Paris - Juillet 2011 Master 1, validé. A 13 de moyenne, je peux être fière de moi. Sauf que ça m'agace. Je ne veux plus aller en cours. L'école ça m'agace, et je n'ai plus envie de rien. Assise au comptoir, un mojito sous la main, j'observe ce qui se passe autour de moi. Mon père se remarie cet été. Moi j'ai pris mes vacances à ce même moment. Je refuse d'être là pour voir cette nouvelle pétasse devenir la nouvelle femme de mon père. Je déteste ça. Encore une fois il me délaisse, et je suis sûre qu'il délaisse Emma. Vous appelez ça une famille vous ?
Paris - Septembre 2011 J'ai un nouvel appartement. Cadeau de papa pour la validation de mon M1. Un trois pièces dans le 10ème, mon quartier de prédilection. Canal St-Martin. Je devrais dire merci. Mais vu la tête de sa pétasse, c'est même pas la peine.

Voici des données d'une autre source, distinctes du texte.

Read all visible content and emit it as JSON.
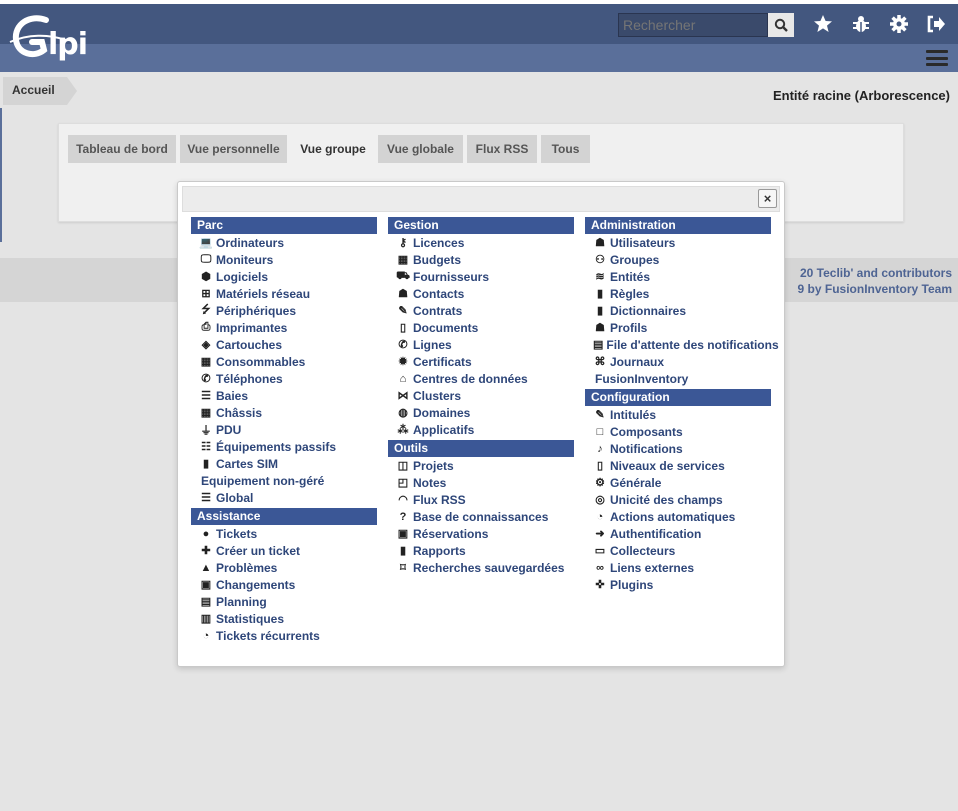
{
  "header": {
    "logo_text": "Glpi",
    "search_placeholder": "Rechercher",
    "icons": [
      "search-icon",
      "star-icon",
      "bug-icon",
      "gear-icon",
      "logout-icon",
      "menu-icon"
    ]
  },
  "breadcrumb": {
    "home": "Accueil"
  },
  "entity": "Entité racine (Arborescence)",
  "tabs": [
    "Tableau de bord",
    "Vue personnelle",
    "Vue groupe",
    "Vue globale",
    "Flux RSS",
    "Tous"
  ],
  "active_tab": "Vue groupe",
  "footer": {
    "line1": "20 Teclib' and contributors",
    "line2": "9 by FusionInventory Team"
  },
  "colors": {
    "header": "#43577f",
    "subheader": "#5a6f9a",
    "section": "#3b5796",
    "link": "#2e4679"
  },
  "menu": {
    "close_label": "×",
    "parc": {
      "title": "Parc",
      "items": [
        {
          "label": "Ordinateurs",
          "icon": "laptop-icon"
        },
        {
          "label": "Moniteurs",
          "icon": "monitor-icon"
        },
        {
          "label": "Logiciels",
          "icon": "cube-icon"
        },
        {
          "label": "Matériels réseau",
          "icon": "network-icon"
        },
        {
          "label": "Périphériques",
          "icon": "usb-icon"
        },
        {
          "label": "Imprimantes",
          "icon": "printer-icon"
        },
        {
          "label": "Cartouches",
          "icon": "fill-icon"
        },
        {
          "label": "Consommables",
          "icon": "boxes-icon"
        },
        {
          "label": "Téléphones",
          "icon": "phone-icon"
        },
        {
          "label": "Baies",
          "icon": "server-icon"
        },
        {
          "label": "Châssis",
          "icon": "grid-icon"
        },
        {
          "label": "PDU",
          "icon": "plug-icon"
        },
        {
          "label": "Équipements passifs",
          "icon": "th-list-icon"
        },
        {
          "label": "Cartes SIM",
          "icon": "sim-icon"
        },
        {
          "label": "Equipement non-géré",
          "icon": ""
        },
        {
          "label": "Global",
          "icon": "list-icon"
        }
      ]
    },
    "assistance": {
      "title": "Assistance",
      "items": [
        {
          "label": "Tickets",
          "icon": "exclamation-icon"
        },
        {
          "label": "Créer un ticket",
          "icon": "plus-icon"
        },
        {
          "label": "Problèmes",
          "icon": "warning-icon"
        },
        {
          "label": "Changements",
          "icon": "clipboard-check-icon"
        },
        {
          "label": "Planning",
          "icon": "calendar-icon"
        },
        {
          "label": "Statistiques",
          "icon": "chart-icon"
        },
        {
          "label": "Tickets récurrents",
          "icon": "stopwatch-icon"
        }
      ]
    },
    "gestion": {
      "title": "Gestion",
      "items": [
        {
          "label": "Licences",
          "icon": "key-icon"
        },
        {
          "label": "Budgets",
          "icon": "calculator-icon"
        },
        {
          "label": "Fournisseurs",
          "icon": "dolly-icon"
        },
        {
          "label": "Contacts",
          "icon": "user-tie-icon"
        },
        {
          "label": "Contrats",
          "icon": "signature-icon"
        },
        {
          "label": "Documents",
          "icon": "file-icon"
        },
        {
          "label": "Lignes",
          "icon": "phone-icon"
        },
        {
          "label": "Certificats",
          "icon": "certificate-icon"
        },
        {
          "label": "Centres de données",
          "icon": "warehouse-icon"
        },
        {
          "label": "Clusters",
          "icon": "project-diagram-icon"
        },
        {
          "label": "Domaines",
          "icon": "globe-icon"
        },
        {
          "label": "Applicatifs",
          "icon": "cubes-icon"
        }
      ]
    },
    "outils": {
      "title": "Outils",
      "items": [
        {
          "label": "Projets",
          "icon": "columns-icon"
        },
        {
          "label": "Notes",
          "icon": "sticky-note-icon"
        },
        {
          "label": "Flux RSS",
          "icon": "rss-icon"
        },
        {
          "label": "Base de connaissances",
          "icon": "question-icon"
        },
        {
          "label": "Réservations",
          "icon": "calendar-check-icon"
        },
        {
          "label": "Rapports",
          "icon": "book-icon"
        },
        {
          "label": "Recherches sauvegardées",
          "icon": "bookmark-icon"
        }
      ]
    },
    "administration": {
      "title": "Administration",
      "items": [
        {
          "label": "Utilisateurs",
          "icon": "user-icon"
        },
        {
          "label": "Groupes",
          "icon": "users-icon"
        },
        {
          "label": "Entités",
          "icon": "layers-icon"
        },
        {
          "label": "Règles",
          "icon": "book-icon"
        },
        {
          "label": "Dictionnaires",
          "icon": "book-icon"
        },
        {
          "label": "Profils",
          "icon": "user-check-icon"
        },
        {
          "label": "File d'attente des notifications",
          "icon": "list-alt-icon"
        },
        {
          "label": "Journaux",
          "icon": "scroll-icon"
        },
        {
          "label": "FusionInventory",
          "icon": ""
        }
      ]
    },
    "configuration": {
      "title": "Configuration",
      "items": [
        {
          "label": "Intitulés",
          "icon": "edit-icon"
        },
        {
          "label": "Composants",
          "icon": "square-icon"
        },
        {
          "label": "Notifications",
          "icon": "bell-icon"
        },
        {
          "label": "Niveaux de services",
          "icon": "file-contract-icon"
        },
        {
          "label": "Générale",
          "icon": "cog-icon"
        },
        {
          "label": "Unicité des champs",
          "icon": "fingerprint-icon"
        },
        {
          "label": "Actions automatiques",
          "icon": "stopwatch-icon"
        },
        {
          "label": "Authentification",
          "icon": "sign-in-icon"
        },
        {
          "label": "Collecteurs",
          "icon": "inbox-icon"
        },
        {
          "label": "Liens externes",
          "icon": "link-icon"
        },
        {
          "label": "Plugins",
          "icon": "puzzle-icon"
        }
      ]
    }
  }
}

Paris - Avril 2013 Allongée sur son lit, la tête en arrière, je respire calmement en observant Jules qui s'active à faire à manger. Pour un peu je rirais à la situation. Mon nouveau "jules", c'est le cas de le dire, nous prépare un plat de spaghetti bolognaise alors que je flemmarde en l'observant. Je me sens bien avec lui. Il est tout ce qui n'est pas pour moi. Bosseur, digne de ce qu'il a, dans la misère financièrement, mais droit et respectable. Qui suis-je à côté moi ? Une pauvre nana, une niçoise qui monte à Paris et qui se perd en chemin. Mais étrangement avec lui je me sens bien. On se voit depuis un mois. Un petit mois. C'est bien étrange non ? Je l'aime bien Jules. Pour une fois j'ai envie que ça dure un peu plus que de la neige au soleil.

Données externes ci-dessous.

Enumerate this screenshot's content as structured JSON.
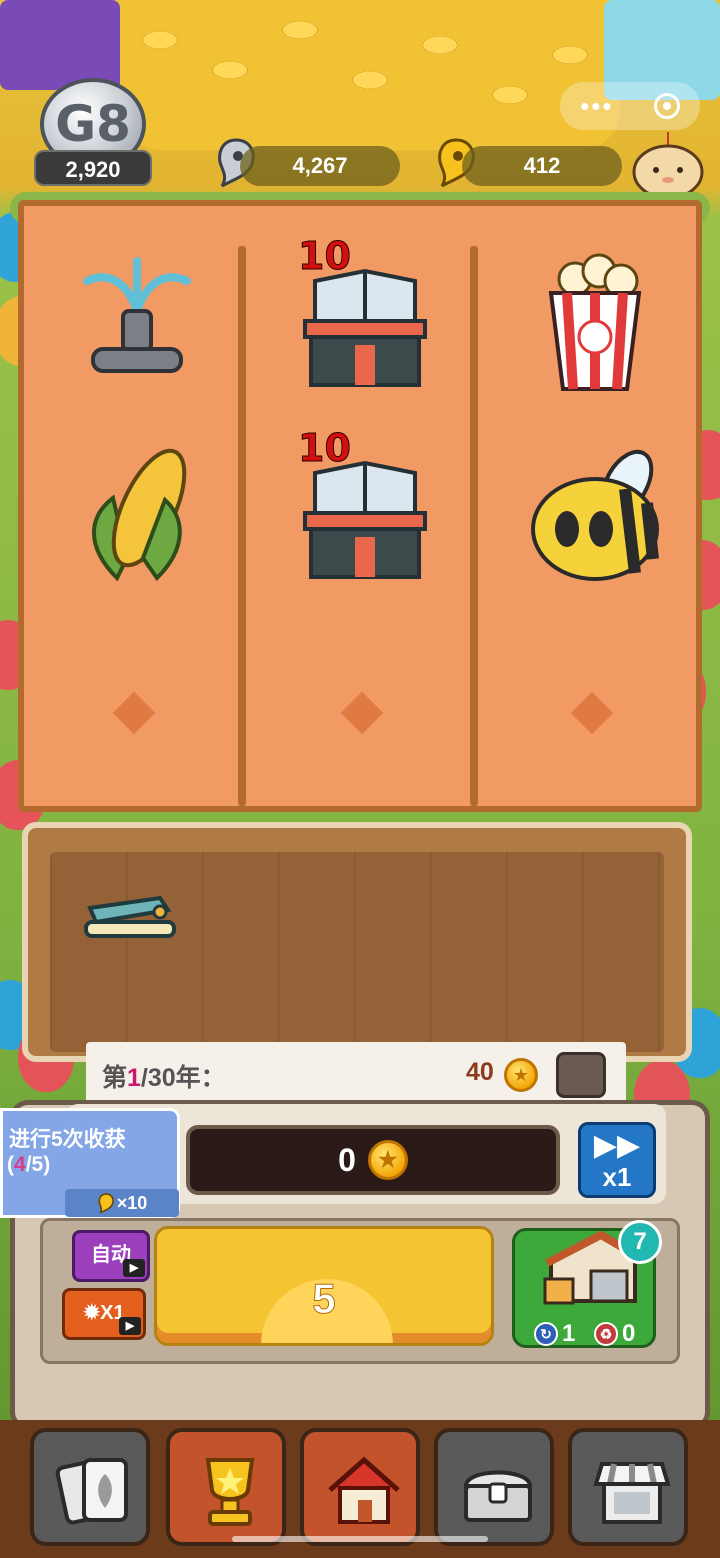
{
  "hud": {
    "level_badge": "G8",
    "level_score": "2,920",
    "silver_currency": "4,267",
    "gold_currency": "412"
  },
  "plots": {
    "columns": [
      {
        "items": [
          {
            "icon": "sprinkler-icon",
            "count": ""
          },
          {
            "icon": "corn-icon",
            "count": ""
          }
        ]
      },
      {
        "items": [
          {
            "icon": "bookstore-icon",
            "count": "10"
          },
          {
            "icon": "bookstore-icon",
            "count": "10"
          }
        ]
      },
      {
        "items": [
          {
            "icon": "popcorn-icon",
            "count": ""
          },
          {
            "icon": "bee-icon",
            "count": ""
          }
        ]
      }
    ]
  },
  "storage": {
    "items": [
      {
        "icon": "stapler-icon"
      }
    ]
  },
  "year": {
    "prefix": "第",
    "current": "1",
    "suffix": "/30年：",
    "reward": "40"
  },
  "harvest": {
    "total": "0",
    "speed_label": "x1",
    "count": "5"
  },
  "quest": {
    "title": "进行5次收获",
    "progress_open": "(",
    "progress_current": "4",
    "progress_close": "/5)",
    "reward": "×10"
  },
  "controls": {
    "auto_label": "自动",
    "boost_label": "X1"
  },
  "warehouse": {
    "badge": "7",
    "refresh_count": "1",
    "recycle_count": "0"
  },
  "colors": {
    "board": "#f29a63",
    "accent_blue": "#2477c6",
    "warehouse_green": "#3ea93b",
    "count_red": "#d31010"
  }
}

Paris - Juin 2013 « Tiens. C'est un dossier pour le master que tu veux faire. » Hum ? Je lève les yeux pour voir la bouille ravie de mon petit ami. C'est notre petit rituel du vendredi soir. Je l'attends à la fermeture de son café, nous rentront ensemble. Certaines fois nous allons dîner, certaines fois nous marchons juste sans but. Je suis bien avec lui. Ses lèvres sucrées se posent sur les miennes, m'arrachant un sourire.

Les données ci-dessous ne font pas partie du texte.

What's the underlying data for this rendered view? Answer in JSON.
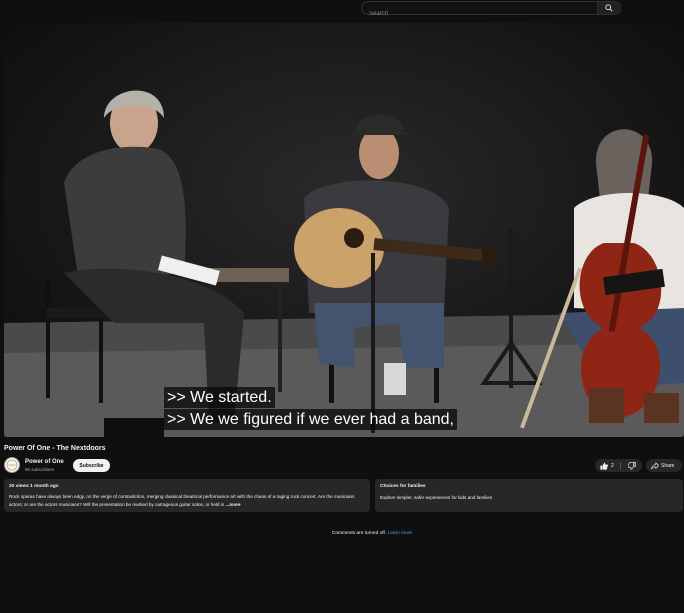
{
  "search": {
    "placeholder": "Search"
  },
  "video": {
    "captions": [
      ">> We started.",
      ">> We we figured if we ever had a band,"
    ]
  },
  "title": "Power Of One - The Nextdoors",
  "channel": {
    "name": "Power of One",
    "subscribers": "90 subscribers",
    "subscribe_label": "Subscribe"
  },
  "actions": {
    "like_count": "2",
    "share_label": "Share"
  },
  "description": {
    "meta": "20 views  1 month ago",
    "text": "Rock operas have always been edgy, on the verge of contradiction, merging classical theatrical performance art with the chaos of a raging rock concert.  Are the musicians actors; or are the actors musicians?  Will the presentation be marked by outrageous guitar solos, or held in ",
    "more_label": "...more"
  },
  "promo": {
    "title": "Choices for families",
    "text": "Explore simpler, safer experiences for kids and families"
  },
  "comments": {
    "text": "Comments are turned off.",
    "link": "Learn more"
  }
}
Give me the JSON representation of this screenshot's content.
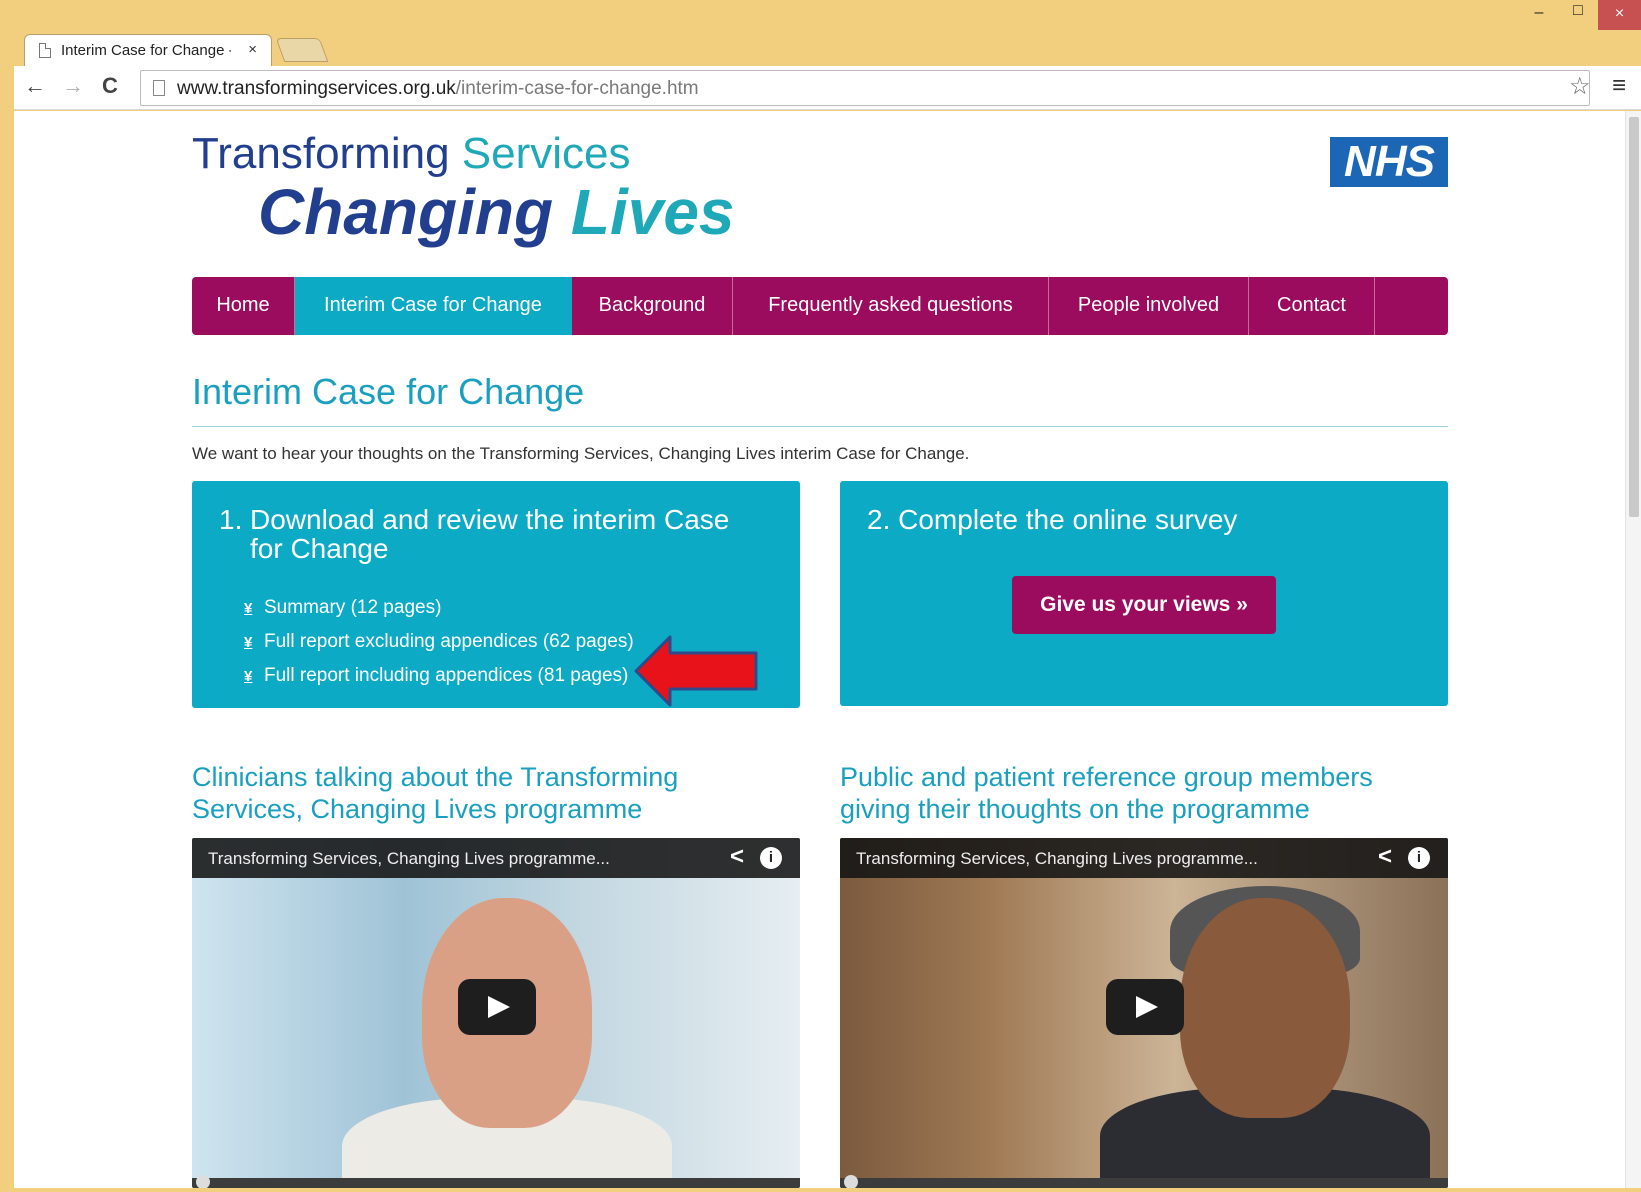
{
  "browser": {
    "tab_title": "Interim Case for Change - ",
    "tab_close": "×",
    "url_host": "www.transformingservices.org.uk",
    "url_path": "/interim-case-for-change.htm",
    "window_min": "–",
    "window_max": "□",
    "window_close": "×",
    "back": "←",
    "forward": "→",
    "reload": "C",
    "star": "☆",
    "menu": "≡"
  },
  "logo": {
    "line1_a": "Transforming ",
    "line1_b": "Services",
    "line2_a": "Changing ",
    "line2_b": "Lives",
    "nhs": "NHS"
  },
  "nav": {
    "items": [
      {
        "label": "Home"
      },
      {
        "label": "Interim Case for Change"
      },
      {
        "label": "Background"
      },
      {
        "label": "Frequently asked questions"
      },
      {
        "label": "People involved"
      },
      {
        "label": "Contact"
      }
    ],
    "active_index": 1
  },
  "page": {
    "title": "Interim Case for Change",
    "intro": "We want to hear your thoughts on the Transforming Services, Changing Lives interim Case for Change."
  },
  "download_box": {
    "number": "1.",
    "heading": "Download and review the interim Case for Change",
    "download_icon": "¥",
    "links": [
      {
        "label": "Summary (12 pages)"
      },
      {
        "label": "Full report excluding appendices (62 pages)"
      },
      {
        "label": "Full report including appendices (81 pages)"
      }
    ]
  },
  "survey_box": {
    "heading": "2. Complete the online survey",
    "button": "Give us your views »"
  },
  "videos": [
    {
      "section_heading": "Clinicians talking about the Transforming Services, Changing Lives programme",
      "title": "Transforming Services, Changing Lives programme...",
      "share_icon": "<",
      "info_icon": "i"
    },
    {
      "section_heading": "Public and patient reference group members giving their thoughts on the programme",
      "title": "Transforming Services, Changing Lives programme...",
      "share_icon": "<",
      "info_icon": "i"
    }
  ],
  "colors": {
    "brand_magenta": "#9b0b5e",
    "brand_teal": "#0daac6",
    "heading_teal": "#1aa0be",
    "logo_navy": "#213f8e",
    "nhs_blue": "#1b66b5",
    "annotation_arrow": "#e8131a"
  }
}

« Tu réserves ce traitement à toutes tes clientes ? Je vais être jalouse ! » « Seulement aux jolies. Regardes le dossier. » Il se détourne de moi, préoccupé par un client qui l'appelle. Je feuillette vaguement le dossier devant moi. Candidature en Sciences du médicament -Pharmacochimie. Je suis surprise qu'il se soit souvenu de la dénomination exacte. Alors qu'il revient vers moi, je l'interroge du regard.
« Si tu espères que je reprenne mes études, tu rêves. »Paris - Juillet 2013 Nous rentrons chez moi, en silence. Encore une fois nous l'avons croisé, cette fille. Coline. Je le déteste dans des moments comme ça. Je ne suis plus rien, plus qu'une autre fille dans la rue, qui marche dans la même direction que lui mais qu'il ne connaît pas. Il m'a lâché la main en la voyant. Il ignore à combien ça blesse. Je sais qu'elle est mieux que moi. Je sais que je n'égalerais jamais ô grand jamais cette fille. Moi je ne suis rien d'autre qu'une nana de 23 ans qui n'a pas fini son master. Une niçoise perdue à Paris. Et lui... lui il m'abandonne un peu plus à chaque fois qu'elle est là. J'en pleurerais presque. Peut être devrais-je juste rentrer chez moi, retrouver ma chambre d'ado et manger du nutella, comme une ado en pleine rupture. L'ambiance est glacée. Il ne parle pas, m'observe à peine. Il s'engouffre dans les escaliers alors que j'ouvre la boite aux lettres. Quand se rendra t'il compte que je ne suis plus juste derrière lui ? Devant la porte, quand je ne serais pas là pour ouvrir ? A contre cœur, j'emprunte les escaliers à sa suite. La porte s'ouvre sans un bruit alors que je suis prête à éclater en sanglot. Je balance le courrier dans la cuisine et me précipite dans la salle de bain, sans un mot. Une exclamation. Mes sourcils se froncent alors que j'observe mon reflet rougi dans le miroir. Il me rejoint, m'enlace en me collant un papier sous les yeux.
« Je suis fier de toi. » Me murmurre t'il doucement. Je ne comprends pas. Le papier se froisse sous mes doigts. Dossier accepté. Master 2. Quoi ? Ce dossier que j'ai renvoyé sans espoir, pour lui faire plaisir, est accepté ? Je suis prise en master 2 ? Mon esprit s'embrouille alors que mon corps fond sous ses caresses et la douceur de sa voix. J'oublie, tout. Plus rien ne compte si ce n'est lui.